Sonntag, 8. Juni 2014

Sonntagsgruß mit Katzen...

In meinem vorletzten Sonntagsgruß schrieb ich ja über meine leeren Blumentöpfe, die (noch immer) darauf warten, ausgemistet und mit frischen Hortensien bepflanzt zu werden. Bis es soweit ist,  haben sie eine andere Verwendung gefunden:


Und als ich so meine wuscheligen "Blumentopfwesen" photographierte, dachte ich komischerweise an die farbenfrohen Tierbilder des großen Münchner Malers Franz Marc (1880-1916). Wir alle kennen ja seine berühmten Blauen Pferde, aber Marc malte auch leidenschaftlich Schafe, Kühe, Hunde oder Rehe.
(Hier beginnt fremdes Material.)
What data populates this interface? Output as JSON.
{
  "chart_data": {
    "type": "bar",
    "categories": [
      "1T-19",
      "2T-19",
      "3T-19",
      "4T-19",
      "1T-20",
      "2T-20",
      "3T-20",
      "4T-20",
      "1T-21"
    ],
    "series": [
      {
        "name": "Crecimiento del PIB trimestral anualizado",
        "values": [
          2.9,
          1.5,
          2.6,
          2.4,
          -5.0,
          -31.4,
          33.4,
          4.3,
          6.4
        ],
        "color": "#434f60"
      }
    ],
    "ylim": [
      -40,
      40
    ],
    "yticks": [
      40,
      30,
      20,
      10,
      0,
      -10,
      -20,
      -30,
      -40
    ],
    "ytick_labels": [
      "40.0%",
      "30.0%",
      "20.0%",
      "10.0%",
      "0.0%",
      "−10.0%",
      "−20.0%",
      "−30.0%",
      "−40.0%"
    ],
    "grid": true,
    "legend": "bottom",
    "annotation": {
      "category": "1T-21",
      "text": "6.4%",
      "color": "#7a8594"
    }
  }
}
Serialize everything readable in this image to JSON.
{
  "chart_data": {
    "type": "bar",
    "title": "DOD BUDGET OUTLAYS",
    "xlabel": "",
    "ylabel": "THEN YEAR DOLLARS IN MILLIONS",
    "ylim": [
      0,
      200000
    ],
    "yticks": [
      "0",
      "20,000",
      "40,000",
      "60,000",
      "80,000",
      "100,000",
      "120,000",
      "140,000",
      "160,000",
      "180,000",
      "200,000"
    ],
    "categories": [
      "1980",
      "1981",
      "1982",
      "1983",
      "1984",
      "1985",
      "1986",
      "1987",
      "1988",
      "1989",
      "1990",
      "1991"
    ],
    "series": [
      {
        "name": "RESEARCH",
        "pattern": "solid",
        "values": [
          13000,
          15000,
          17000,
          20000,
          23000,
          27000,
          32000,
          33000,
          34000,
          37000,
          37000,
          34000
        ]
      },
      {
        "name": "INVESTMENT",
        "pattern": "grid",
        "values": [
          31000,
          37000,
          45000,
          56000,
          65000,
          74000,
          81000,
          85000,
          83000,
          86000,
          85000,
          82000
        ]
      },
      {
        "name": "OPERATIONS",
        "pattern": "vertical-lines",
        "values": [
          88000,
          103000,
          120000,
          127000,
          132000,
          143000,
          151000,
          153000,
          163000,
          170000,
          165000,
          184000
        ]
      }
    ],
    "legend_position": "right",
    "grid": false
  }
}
In seiner Schrift "Über das Tier in der Kunst" schrieb er im Jahre 1910: "Ich sehe kein glücklicheres Mittel zur Animalisierung der Kunst, wie ich es nennen möchte, als das Tierbild. Darum greife ich danach." Und so waren ihm auch Katzen ein beliebtes Motiv:

Franz Marc, Zwei Katzen blau und gelb, 1912
Franz Marc, Die weiße Katze, 1912
Franz Marc, Mädchen mit Katze II, 1912
Franz Marc, Katze hinter einem Baum, 1910/11
In seinen letzten Lebensjahren vor dem Ersten Weltkrieg (Marc fiel 1916 bei Verdun),  malte er nur noch selten Menschen. Vor allem in der Abgeschiedenheit der bayerischen Provinz beschäftigte er sich verstärkt mit Tiermotiven. Im Jahre 1915 schrieb er noch rückblickend:
 „Der unfromme Mensch, der mich umgab, erregte meine wahren Gefühle nicht, während das unberührte Lebensgefühl des Tieres alles Gute in mir erklingen ließ."

Einen schönen Pfingstsonntag noch...


(Franz Marc und seine Katzenbilder: Genauer nachzulesen im Ausstellungskatalog der Stiftung Sammlung Ziegler, die 2012 eine Ausstellung zum Thema veranstaltet hatte).